Microsoft has announced an update to the productivity suite, Office 2021, for consumers along with one variant specifically targeted at businesses, the Office Long Term Servicing Channel.
Like the version that came before it, Office 2019, Office 2021 is Microsoft’s standalone option for people who do not want to buy a subscription to the company’s cloud-enabled Microsoft 365. Office 2021 is set to roll out sometime later this year for both Mac and Windows, Said Microsoft 365’s executive vice president Jared Spataro in a company blog posts on Thursday. In the meantime, Office LTSC will be available as a commercial preview starting April on both Mac and Windows, with a full version scheduled for later this year.
Microsoft will provide support for both products for five years, a slight downgrade from the seven-year warranty it comes with previous Office products. Each comes with OneNote and comes with both 32-bit and 64-bit versions. The one-time purchase price will be the same for both personal and small business users, although there will be a 10% price increase for Office Professional Plus, Office Standard and individual Office app purchases.
The company did not give many details about what kind of new features and updates we will see with Office 2021, but it confirmed what users can expect with Office LTSC.
“New Office LTSC features include accessibility enhancements, features such as Dynamic Arrays and XLOOKUP in Excel, dark mode support across multiple apps, and performance improvements in Word, Excel, Outlook and PowerPoint,” Shapiro wrote.
While I’m sure Microsoft prefers companies to just switch to the cloud already, it’s also clear that the company realizes that not everyone can or even will. In Thursday’s blog post, Microsoft invoiced its one-time purchase version of Office as a “special product for specific scenarios.” These scenarios include where users are on regulated devices that cannot receive monthly updates, process control devices on production floors that cannot be connected to the Internet, or specialsystems that must be locked in on time and require a long-term service channel, it said.
In an interview with the edges, Spataro framed the company’s decision as “a matter of trying to meet customers where they are. ”

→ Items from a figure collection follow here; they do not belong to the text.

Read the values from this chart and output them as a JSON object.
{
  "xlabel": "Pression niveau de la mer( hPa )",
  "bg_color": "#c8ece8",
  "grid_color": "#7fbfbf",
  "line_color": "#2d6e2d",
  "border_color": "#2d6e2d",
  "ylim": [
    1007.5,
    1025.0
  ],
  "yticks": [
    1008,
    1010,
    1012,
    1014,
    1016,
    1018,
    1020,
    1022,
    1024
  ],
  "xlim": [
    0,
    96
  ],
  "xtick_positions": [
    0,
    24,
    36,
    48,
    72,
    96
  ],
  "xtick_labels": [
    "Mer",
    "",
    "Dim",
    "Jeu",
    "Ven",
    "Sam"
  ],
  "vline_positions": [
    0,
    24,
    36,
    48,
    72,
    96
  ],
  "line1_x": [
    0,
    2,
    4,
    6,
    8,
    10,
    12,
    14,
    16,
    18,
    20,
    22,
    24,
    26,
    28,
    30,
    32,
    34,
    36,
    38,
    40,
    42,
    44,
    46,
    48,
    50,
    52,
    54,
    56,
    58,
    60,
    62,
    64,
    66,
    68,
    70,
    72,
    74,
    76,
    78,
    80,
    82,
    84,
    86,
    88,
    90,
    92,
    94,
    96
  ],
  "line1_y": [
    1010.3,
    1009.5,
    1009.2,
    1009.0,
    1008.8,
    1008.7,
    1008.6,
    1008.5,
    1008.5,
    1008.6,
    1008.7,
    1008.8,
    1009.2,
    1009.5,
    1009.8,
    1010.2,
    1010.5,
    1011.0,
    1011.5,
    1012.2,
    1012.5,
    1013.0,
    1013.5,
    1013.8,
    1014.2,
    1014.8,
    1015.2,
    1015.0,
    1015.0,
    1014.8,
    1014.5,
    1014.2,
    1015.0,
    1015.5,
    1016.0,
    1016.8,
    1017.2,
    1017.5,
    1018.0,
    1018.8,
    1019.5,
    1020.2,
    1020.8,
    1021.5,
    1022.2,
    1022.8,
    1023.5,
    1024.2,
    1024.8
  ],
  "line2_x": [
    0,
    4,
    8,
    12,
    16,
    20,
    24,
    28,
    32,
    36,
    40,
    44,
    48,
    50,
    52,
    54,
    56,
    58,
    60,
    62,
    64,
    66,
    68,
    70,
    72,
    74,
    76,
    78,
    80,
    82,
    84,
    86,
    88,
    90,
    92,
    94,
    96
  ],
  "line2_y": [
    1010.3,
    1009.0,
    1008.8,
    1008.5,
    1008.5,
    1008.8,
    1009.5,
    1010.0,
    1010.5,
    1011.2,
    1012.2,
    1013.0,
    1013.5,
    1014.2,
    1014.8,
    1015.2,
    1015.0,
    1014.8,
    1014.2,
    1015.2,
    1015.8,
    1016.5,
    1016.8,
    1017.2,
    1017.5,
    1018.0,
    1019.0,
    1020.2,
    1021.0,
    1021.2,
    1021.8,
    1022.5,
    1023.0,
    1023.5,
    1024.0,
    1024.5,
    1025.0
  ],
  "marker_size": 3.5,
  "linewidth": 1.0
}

“We have absolutely a lot of customers who have moved to the cloud in the last 10 months, a lot has happened,” he told the outlet. “At the same time, we definitely have customers who have specific scenarios where they do not feel they can move to the cloud.”
Microsoft has previously claimed that even with its advertising push to convince users to move to the cloud, it plans to continue rolls out stand-alone, perpetual licenses for their Office tools in the foreseeable future. ONEand based on today’s announcement, is the company’seems committed to that promise.